Followers on Facebook and Instagram know that I have been at Duke University for the past week. I did not talk much about where I was spending my vacation. For some reason, I felt that I wanted to hold it close before I went. I had not planned on posting while I was gone either but I could not help but share the surprises of the week and part of what God was doing in my life via social media. This is only a brief overview of the week. I am sure that I will be writing more in the weeks to come.
The Summer Institute at Duke Divinity is sponsored by the Center for Reconciliation. I am not sure that I entirely understood what I was getting into when I went, and I am not sure I totally understand what my role is in the work going forward. There is much to do and I know that I am going to be discovering where I fit. I know at the heart of the work is love – for Jesus, for one another and for the world.

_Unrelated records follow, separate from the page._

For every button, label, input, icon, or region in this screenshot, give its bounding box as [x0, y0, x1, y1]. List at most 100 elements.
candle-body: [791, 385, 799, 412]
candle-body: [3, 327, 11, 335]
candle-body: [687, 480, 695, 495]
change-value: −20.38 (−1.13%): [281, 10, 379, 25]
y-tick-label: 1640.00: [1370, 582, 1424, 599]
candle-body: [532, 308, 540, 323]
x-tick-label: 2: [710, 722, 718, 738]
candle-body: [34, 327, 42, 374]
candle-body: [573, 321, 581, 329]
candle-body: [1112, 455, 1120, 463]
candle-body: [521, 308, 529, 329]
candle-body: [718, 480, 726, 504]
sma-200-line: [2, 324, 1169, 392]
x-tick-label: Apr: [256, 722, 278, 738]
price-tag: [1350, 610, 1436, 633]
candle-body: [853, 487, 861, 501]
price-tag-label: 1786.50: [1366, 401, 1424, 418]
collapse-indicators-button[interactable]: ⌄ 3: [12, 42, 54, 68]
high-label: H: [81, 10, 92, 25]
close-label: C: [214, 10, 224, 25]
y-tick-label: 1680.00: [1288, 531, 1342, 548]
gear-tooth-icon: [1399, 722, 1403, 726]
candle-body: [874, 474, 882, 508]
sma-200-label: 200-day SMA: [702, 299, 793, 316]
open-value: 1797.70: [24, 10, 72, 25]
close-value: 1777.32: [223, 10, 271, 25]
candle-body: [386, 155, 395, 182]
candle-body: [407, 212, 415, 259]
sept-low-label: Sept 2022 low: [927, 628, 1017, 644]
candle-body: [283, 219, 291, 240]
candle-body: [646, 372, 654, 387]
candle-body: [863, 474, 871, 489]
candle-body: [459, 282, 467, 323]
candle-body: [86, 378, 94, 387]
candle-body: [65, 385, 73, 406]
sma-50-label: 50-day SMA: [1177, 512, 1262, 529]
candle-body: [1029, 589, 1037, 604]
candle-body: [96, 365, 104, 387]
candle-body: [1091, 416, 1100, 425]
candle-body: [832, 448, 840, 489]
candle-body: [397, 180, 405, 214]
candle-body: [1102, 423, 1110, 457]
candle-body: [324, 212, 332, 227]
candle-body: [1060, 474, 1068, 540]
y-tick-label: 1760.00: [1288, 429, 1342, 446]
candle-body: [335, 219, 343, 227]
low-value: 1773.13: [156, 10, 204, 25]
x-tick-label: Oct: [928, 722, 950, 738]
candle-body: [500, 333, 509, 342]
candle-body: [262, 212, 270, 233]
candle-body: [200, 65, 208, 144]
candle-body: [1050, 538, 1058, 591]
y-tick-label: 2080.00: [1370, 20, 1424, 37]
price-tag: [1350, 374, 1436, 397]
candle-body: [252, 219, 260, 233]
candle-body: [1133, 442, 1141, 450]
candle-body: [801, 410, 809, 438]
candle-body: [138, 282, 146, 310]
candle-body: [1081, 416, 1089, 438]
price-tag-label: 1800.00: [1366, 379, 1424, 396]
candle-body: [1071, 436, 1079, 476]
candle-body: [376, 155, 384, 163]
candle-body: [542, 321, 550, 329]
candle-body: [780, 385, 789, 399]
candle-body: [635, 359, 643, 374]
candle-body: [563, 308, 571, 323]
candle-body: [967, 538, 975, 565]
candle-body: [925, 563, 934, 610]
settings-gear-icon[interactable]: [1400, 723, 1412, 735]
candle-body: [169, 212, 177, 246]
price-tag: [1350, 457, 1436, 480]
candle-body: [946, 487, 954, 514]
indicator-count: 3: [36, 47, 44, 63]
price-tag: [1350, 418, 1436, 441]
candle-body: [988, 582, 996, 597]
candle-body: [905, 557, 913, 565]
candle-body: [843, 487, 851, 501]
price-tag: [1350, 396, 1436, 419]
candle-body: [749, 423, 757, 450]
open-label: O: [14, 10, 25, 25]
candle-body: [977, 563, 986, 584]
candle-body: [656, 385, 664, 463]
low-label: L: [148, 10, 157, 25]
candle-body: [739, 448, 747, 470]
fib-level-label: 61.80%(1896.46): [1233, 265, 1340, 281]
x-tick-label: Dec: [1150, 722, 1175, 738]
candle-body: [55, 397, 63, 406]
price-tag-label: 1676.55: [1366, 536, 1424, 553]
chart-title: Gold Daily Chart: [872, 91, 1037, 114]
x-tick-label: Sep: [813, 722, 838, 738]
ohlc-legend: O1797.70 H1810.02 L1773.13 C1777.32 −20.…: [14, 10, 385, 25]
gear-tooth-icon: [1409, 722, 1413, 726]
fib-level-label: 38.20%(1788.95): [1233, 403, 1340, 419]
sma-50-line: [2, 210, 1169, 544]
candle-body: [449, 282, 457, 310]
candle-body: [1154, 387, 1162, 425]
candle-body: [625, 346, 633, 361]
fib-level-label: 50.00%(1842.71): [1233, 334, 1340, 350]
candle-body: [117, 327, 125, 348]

Each day had a theme: New Creation, Lament, Hope, Spirituality, Sending. Each day began and ended in worship that deepened my faith. Languages of participants from 16 countries surrounded us as we sang and prayed . During the day we listened, learned and studied. There were discussions with brothers and sisters engaged in work of reconciliation around the world. We prayed, sang, laughed, and were silent. Meals were a time to develop relationships. Difficult questions were posed by the leaders that I will be reflecting on and praying about for weeks and months to come. Faculty members were generous with time, listened and advised.
On the way home I was blessed to spend time with Diana Collymore who works for IVCF. We talked about Urbana and I told her about the importance of Urbana to my faith during college. 2015 dates are on my calendar to return as an alum. I also had a chance to spend more time with John Perkins while we were waiting for our connecting flights.
The title of this blog came from something William Turner said when he spoke to us in the Common Journey on the day of hope. I am already seeing the details following a yes that I proclaimed last week. The gifts of this week were too many to recount here or to try to explain in words. I left with much to reflect upon and will write more about the experience.